Prove that the manifold $SO(n)$ is connected

Solution 1:

We have that $S^n \cong SO(n+1)/SO(n)$.

Using the fact that:

If $H <G $ is a closed subgroup and both $H$ and $G/H$ are connected, then $G$ is connected,

the claim follows by induction.

Solution 2:

1. Given two vectors $v,w$ of same length (say of length $1$) in $\mathbb{R}^n$, let's first verify that there is indeed a path in $\gamma(t) \in SO(n)$ so that $\gamma(t)v$ "starts off" at $v$ and "arrives" at $w$. More precisely, we look for $\gamma: [0,1] \rightarrow SO(n)$ s.th. $$\gamma(0)v = v,$$ and $$\gamma(1)v=w$$ hold. Therefore we choose a basis of $\mathbb{R}^n$: Take $v$ as first basis vector and a second normalized basis vector $u$ orthogonal to $v$ s.th. $u$ lies in the span of $v$ and $w$ (if $v$ and $w$ are linearly independent, $u$ can be obtained by applying Gram-Schmidt, if not take any $u$ orthogonal to $v$).
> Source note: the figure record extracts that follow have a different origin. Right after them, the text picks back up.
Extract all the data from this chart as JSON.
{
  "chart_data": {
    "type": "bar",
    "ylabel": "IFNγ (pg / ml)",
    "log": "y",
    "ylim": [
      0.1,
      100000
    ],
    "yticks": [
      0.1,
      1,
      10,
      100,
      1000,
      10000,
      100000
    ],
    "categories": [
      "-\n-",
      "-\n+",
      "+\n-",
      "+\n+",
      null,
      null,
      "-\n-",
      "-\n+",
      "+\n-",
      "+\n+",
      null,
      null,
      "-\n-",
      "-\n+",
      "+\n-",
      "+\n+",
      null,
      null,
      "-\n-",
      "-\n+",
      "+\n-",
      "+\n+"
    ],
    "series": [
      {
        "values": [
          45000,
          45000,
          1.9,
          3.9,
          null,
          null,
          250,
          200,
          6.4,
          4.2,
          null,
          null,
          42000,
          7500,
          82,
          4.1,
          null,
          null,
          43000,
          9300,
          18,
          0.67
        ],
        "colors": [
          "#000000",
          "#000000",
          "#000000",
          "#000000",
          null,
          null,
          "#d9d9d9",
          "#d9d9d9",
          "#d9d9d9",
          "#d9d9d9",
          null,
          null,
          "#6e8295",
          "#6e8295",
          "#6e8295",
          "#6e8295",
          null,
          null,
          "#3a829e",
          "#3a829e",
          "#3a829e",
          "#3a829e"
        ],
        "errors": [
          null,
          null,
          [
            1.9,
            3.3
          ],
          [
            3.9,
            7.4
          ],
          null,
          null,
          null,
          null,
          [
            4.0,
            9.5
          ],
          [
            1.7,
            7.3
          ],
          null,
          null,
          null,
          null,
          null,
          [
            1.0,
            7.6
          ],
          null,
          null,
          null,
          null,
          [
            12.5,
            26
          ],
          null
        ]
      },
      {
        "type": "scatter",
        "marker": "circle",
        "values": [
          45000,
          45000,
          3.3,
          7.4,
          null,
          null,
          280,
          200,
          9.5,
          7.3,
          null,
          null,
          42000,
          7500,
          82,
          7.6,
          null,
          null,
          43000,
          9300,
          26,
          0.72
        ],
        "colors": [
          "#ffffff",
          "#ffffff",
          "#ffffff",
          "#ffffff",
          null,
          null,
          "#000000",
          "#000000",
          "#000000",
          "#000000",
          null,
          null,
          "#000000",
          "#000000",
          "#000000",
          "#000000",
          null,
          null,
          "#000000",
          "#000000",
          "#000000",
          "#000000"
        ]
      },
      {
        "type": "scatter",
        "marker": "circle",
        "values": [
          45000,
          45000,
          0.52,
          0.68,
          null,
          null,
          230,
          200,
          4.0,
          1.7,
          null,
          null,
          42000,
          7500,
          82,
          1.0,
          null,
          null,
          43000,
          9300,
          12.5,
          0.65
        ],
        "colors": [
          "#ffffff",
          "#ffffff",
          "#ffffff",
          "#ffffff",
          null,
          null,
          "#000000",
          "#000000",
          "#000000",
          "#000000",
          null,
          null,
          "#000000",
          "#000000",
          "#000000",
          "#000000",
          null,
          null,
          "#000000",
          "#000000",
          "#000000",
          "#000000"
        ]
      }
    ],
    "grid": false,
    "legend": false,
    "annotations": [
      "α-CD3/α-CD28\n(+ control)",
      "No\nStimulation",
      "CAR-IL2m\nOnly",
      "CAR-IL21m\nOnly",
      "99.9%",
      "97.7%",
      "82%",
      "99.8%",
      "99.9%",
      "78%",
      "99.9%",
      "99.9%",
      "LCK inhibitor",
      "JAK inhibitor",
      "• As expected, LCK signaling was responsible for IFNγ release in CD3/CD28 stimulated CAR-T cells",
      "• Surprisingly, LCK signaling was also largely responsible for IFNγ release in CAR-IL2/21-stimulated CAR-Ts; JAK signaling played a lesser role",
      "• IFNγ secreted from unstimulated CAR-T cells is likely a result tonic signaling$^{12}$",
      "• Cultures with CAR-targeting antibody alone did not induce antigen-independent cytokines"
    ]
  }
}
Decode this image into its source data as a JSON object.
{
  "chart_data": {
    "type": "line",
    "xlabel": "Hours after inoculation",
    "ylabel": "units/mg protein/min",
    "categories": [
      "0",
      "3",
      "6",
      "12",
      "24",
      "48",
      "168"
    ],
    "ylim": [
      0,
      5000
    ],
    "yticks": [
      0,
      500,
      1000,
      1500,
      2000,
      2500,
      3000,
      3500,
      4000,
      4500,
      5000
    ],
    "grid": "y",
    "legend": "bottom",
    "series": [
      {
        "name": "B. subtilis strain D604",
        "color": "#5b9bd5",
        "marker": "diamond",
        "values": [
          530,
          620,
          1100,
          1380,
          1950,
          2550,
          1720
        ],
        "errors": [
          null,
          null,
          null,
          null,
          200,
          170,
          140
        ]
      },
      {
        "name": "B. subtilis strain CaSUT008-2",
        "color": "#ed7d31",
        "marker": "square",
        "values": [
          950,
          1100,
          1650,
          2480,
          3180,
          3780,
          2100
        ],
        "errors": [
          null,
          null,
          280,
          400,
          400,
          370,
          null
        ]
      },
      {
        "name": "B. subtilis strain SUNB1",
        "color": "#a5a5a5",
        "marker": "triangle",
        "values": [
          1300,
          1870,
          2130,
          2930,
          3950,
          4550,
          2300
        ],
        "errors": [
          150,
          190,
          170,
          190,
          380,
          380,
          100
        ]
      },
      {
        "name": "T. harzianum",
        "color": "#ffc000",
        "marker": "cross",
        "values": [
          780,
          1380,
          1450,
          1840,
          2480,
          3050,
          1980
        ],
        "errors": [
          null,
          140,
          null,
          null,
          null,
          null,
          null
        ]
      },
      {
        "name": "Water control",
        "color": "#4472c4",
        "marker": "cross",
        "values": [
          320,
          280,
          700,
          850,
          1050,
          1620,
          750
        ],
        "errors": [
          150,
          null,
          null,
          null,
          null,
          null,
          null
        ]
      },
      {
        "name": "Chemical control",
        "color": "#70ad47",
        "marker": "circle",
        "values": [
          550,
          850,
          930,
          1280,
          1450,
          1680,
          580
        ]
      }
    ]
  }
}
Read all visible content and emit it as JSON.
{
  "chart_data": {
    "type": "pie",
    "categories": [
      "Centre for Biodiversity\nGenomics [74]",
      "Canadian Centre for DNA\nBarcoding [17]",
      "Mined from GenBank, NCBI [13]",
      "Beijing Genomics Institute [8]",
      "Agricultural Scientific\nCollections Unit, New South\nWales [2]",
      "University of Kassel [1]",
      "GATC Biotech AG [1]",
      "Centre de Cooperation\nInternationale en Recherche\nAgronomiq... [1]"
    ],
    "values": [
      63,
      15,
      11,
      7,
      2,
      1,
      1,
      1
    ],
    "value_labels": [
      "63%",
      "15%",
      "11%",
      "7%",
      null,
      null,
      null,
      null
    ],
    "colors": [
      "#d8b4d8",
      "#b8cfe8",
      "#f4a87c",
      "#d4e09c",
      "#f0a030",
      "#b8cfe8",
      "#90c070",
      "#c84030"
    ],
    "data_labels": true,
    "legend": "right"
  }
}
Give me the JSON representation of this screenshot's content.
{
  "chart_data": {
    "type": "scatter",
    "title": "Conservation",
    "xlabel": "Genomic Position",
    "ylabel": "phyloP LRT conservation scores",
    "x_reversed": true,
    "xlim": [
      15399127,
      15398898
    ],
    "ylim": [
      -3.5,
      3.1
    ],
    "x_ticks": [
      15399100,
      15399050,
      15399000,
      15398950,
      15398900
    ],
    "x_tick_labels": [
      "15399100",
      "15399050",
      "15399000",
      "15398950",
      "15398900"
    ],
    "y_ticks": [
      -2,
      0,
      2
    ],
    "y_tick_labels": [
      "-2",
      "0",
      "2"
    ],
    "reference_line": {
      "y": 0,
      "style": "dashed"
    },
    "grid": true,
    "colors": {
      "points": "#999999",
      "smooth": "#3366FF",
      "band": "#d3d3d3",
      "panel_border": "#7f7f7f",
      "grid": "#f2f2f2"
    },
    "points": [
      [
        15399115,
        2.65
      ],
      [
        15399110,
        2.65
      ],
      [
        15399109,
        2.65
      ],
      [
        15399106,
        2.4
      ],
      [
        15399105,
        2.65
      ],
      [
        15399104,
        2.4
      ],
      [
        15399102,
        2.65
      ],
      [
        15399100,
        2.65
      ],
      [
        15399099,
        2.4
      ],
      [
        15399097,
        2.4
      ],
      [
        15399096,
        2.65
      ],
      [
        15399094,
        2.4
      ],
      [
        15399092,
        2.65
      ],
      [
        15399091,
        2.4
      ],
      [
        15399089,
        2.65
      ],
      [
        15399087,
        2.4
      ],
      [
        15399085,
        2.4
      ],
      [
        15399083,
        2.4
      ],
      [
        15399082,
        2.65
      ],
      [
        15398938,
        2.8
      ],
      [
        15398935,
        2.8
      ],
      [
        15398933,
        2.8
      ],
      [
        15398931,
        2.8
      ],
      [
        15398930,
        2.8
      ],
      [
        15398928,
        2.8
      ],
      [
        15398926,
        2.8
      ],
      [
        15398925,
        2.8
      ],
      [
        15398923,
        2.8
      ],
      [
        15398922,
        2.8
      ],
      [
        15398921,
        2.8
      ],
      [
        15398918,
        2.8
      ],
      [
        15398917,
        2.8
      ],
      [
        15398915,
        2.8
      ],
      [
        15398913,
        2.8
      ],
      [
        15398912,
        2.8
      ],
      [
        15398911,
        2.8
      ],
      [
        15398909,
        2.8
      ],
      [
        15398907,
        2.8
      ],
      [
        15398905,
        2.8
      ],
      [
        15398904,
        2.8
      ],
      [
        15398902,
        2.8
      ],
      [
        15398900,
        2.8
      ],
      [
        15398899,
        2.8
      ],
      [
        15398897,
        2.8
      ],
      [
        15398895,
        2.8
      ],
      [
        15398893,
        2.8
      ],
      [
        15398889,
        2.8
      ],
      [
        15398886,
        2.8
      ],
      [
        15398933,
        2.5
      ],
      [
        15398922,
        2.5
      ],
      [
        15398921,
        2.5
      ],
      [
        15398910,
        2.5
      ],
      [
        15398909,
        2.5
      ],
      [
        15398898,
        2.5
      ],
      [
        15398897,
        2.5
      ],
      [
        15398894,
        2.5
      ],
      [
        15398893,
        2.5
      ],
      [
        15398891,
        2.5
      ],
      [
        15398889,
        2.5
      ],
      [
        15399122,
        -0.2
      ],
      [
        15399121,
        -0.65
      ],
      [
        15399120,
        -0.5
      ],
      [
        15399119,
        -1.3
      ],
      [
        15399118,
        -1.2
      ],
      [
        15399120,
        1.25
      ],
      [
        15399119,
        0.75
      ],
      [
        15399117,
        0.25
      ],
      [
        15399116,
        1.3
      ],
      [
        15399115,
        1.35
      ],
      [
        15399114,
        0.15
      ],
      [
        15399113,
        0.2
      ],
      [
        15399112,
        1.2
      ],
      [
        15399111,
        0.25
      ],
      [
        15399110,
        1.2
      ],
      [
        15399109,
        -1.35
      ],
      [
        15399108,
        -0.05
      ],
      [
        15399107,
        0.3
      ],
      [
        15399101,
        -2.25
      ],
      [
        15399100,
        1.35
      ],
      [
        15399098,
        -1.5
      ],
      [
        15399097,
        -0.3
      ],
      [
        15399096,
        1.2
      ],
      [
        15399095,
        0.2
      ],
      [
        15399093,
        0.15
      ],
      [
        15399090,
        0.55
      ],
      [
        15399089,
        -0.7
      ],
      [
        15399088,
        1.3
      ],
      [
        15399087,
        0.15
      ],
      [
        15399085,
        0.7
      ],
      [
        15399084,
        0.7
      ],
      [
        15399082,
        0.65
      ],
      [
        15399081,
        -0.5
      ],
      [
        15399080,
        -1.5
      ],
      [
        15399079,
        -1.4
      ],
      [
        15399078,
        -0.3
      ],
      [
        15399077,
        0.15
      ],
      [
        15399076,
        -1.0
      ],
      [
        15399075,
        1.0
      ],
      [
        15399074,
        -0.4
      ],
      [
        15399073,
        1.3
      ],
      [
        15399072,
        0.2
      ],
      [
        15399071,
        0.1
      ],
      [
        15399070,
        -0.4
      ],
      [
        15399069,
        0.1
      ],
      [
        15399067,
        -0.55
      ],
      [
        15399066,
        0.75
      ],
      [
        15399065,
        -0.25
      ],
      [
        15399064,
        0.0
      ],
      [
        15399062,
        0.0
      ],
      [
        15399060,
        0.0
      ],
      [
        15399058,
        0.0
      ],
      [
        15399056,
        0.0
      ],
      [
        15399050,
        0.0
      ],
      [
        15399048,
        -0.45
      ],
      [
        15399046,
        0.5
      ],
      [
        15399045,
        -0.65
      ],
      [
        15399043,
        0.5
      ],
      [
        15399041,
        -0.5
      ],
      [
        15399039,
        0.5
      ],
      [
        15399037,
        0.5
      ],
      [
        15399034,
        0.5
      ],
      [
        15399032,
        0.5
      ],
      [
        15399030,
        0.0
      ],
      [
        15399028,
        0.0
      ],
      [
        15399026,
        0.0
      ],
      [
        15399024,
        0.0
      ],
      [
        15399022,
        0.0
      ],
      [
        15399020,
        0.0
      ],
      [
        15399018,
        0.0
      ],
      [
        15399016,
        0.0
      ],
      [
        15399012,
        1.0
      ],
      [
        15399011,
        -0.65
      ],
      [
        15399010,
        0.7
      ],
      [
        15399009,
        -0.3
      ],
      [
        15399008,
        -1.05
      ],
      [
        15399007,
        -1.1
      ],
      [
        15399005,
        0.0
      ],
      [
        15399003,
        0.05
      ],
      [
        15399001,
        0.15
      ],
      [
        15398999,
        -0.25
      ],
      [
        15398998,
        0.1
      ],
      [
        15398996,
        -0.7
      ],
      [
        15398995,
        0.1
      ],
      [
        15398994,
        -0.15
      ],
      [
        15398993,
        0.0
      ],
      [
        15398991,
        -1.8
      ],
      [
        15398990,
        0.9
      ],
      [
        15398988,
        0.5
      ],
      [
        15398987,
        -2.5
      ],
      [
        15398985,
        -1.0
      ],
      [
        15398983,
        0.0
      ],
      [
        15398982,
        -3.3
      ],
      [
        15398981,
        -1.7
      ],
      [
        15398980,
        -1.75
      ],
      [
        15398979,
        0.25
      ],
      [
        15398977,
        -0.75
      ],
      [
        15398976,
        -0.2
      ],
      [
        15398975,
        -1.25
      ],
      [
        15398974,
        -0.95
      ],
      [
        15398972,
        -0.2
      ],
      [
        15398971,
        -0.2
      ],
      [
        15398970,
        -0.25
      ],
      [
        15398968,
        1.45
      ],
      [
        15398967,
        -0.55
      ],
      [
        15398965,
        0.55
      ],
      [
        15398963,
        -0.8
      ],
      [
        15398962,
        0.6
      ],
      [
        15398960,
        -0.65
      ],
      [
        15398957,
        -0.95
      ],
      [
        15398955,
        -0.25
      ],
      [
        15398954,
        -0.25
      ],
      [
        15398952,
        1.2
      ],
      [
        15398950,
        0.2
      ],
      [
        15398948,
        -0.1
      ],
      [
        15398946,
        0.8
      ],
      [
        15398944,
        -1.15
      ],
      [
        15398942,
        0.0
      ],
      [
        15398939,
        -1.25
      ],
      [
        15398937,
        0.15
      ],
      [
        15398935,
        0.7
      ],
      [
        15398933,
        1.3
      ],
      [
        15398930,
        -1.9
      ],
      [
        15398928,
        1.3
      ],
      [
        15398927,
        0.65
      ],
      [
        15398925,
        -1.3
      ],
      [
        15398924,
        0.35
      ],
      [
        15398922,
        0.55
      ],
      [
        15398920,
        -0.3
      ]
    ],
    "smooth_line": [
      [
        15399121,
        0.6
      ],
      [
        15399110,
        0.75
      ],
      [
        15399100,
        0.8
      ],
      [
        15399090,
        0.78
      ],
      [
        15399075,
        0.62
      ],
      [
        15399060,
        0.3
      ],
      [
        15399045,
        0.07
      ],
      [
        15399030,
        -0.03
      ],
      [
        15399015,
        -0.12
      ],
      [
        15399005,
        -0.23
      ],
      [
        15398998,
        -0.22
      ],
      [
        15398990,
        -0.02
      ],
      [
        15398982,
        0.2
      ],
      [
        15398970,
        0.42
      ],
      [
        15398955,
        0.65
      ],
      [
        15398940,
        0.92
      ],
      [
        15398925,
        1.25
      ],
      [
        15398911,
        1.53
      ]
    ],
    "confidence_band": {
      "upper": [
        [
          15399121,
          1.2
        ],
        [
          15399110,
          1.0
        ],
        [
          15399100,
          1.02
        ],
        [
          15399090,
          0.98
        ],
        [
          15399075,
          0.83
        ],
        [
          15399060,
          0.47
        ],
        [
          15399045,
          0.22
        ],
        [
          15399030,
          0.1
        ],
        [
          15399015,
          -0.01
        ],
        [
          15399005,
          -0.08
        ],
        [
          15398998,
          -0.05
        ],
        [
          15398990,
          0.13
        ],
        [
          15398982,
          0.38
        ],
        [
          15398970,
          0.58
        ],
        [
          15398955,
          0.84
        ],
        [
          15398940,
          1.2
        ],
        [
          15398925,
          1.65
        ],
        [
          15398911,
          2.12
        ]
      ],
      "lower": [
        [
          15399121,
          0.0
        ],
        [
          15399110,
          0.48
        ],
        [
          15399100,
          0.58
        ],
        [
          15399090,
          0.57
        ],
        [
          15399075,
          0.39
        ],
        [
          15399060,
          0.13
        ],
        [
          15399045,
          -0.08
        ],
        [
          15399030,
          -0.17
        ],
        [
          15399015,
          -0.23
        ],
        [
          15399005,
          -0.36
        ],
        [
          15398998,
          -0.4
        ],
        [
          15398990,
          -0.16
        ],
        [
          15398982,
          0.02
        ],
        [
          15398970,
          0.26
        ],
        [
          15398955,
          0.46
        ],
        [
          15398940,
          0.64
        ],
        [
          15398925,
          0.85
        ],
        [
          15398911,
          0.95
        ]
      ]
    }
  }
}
Complete the basis arbitrarily.
   The idea is now to apply basic knowledge of rotations in two dimensions to the subspace $V:=\text{span}(v,u)$ and construct a rotation that leaves the complement of $V$ invariant. Since $w\in V$ and is normalized, there is an angle $\varphi$ s.th. (in the above constructed basis): $$w = \begin{bmatrix} cos\varphi & sin\varphi & 0 \\ -sin\varphi & cos\varphi & 0 \\ 0 & 0 & I_{n-2} \end{bmatrix} v$$ Now, we can define our path: $$\gamma(t):= \begin{bmatrix} cos(t\varphi) & sin(t\varphi) & 0 \\ -sin(t\varphi) & cos(t\varphi) & 0 \\ 0 & 0 & I_{n-2} \end{bmatrix}$$ that is clearly in $SO(n)$ and takes $v$ to $w$ when applied to $v$.
   This seems to correspond to your "spinning process".
2. For a given orthonormal basis $(a_1,...a_n)$ apply this recursively: there is a path $\gamma_1(t) \in SO(n)$ s.th. $a_1$ is taken to $e_1$, i.e. $(\gamma_1(1)a_1,...,\gamma_1(1)a_1)= (e_1, \gamma_1(1)a_2,...,\gamma_1(1)a_n)$. We then choose $\gamma_2$ as taking $\gamma_1(1)a_2$ to $e_2$.
   But here we have to watch out:
   $\gamma_2$ has to leave $e_1$ invariant, otherwise we destroy our previous work. But this is indeed the case, since: $e_1 \perp e_2$ and $e_1 \perp \gamma_1(1)a_2$ (the second being true because applying $\gamma_1$ to an orthonormal basis results in an orthonormal basis) and so $e_1$ is in the complement of the subspace in which the rotation happens (see first step) and is thus left invariant. Continuing this yields a composed path $ \gamma := \gamma_1 \star \gamma_2 \star ... \star \gamma_{n-1}$ s.th. $\gamma(0) = I_n$ and $(\gamma(1)a_1,...,\gamma(1)a_n)=(e_1,...,e_n)$.
   $SO(n)$ is therefore path-connected.